By default, llm-ls is installed by llm.nvim the first time it is loaded. The binary is downloaded from the release page and stored in:

vim.api.nvim_call_function("stdpath", { "data" }) .. "/llm_nvim/bin"

When developing locally, when using mason or if you built your own binary because your platform is not supported, you can set the lsp.bin_path setting to the path of the binary. You can also start llm-ls via tcp using the --port [PORT] option, which is useful when using a debugger.

lsp.version is used only when llm.nvim downloads llm-ls from the release page.
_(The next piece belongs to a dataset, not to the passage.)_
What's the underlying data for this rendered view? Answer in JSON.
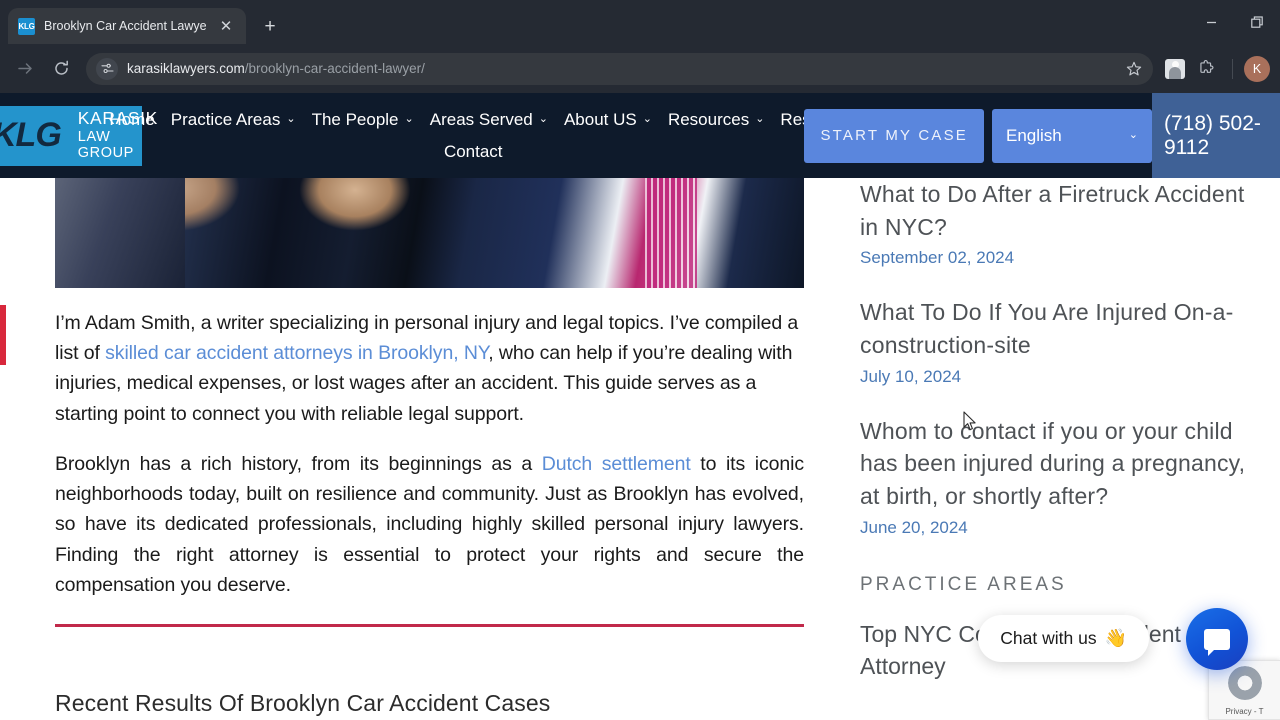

lsp.cmd_env can be used to set environment variables for the llm-ls process.

Mason

You can install llm-ls via mason.nvim. To do so, run the following command:

:MasonInstall llm-ls

Then reference llm-ls's path in your configuration:

{
  -- ...
  lsp = {
    bin_path = vim.api.nvim_call_function("stdpath", { "data" }) .. "/mason/bin/llm-ls",
  },
  -- ...
}

Tokenizer

llm-ls uses tokenizers to make sure the prompt fits the context_window.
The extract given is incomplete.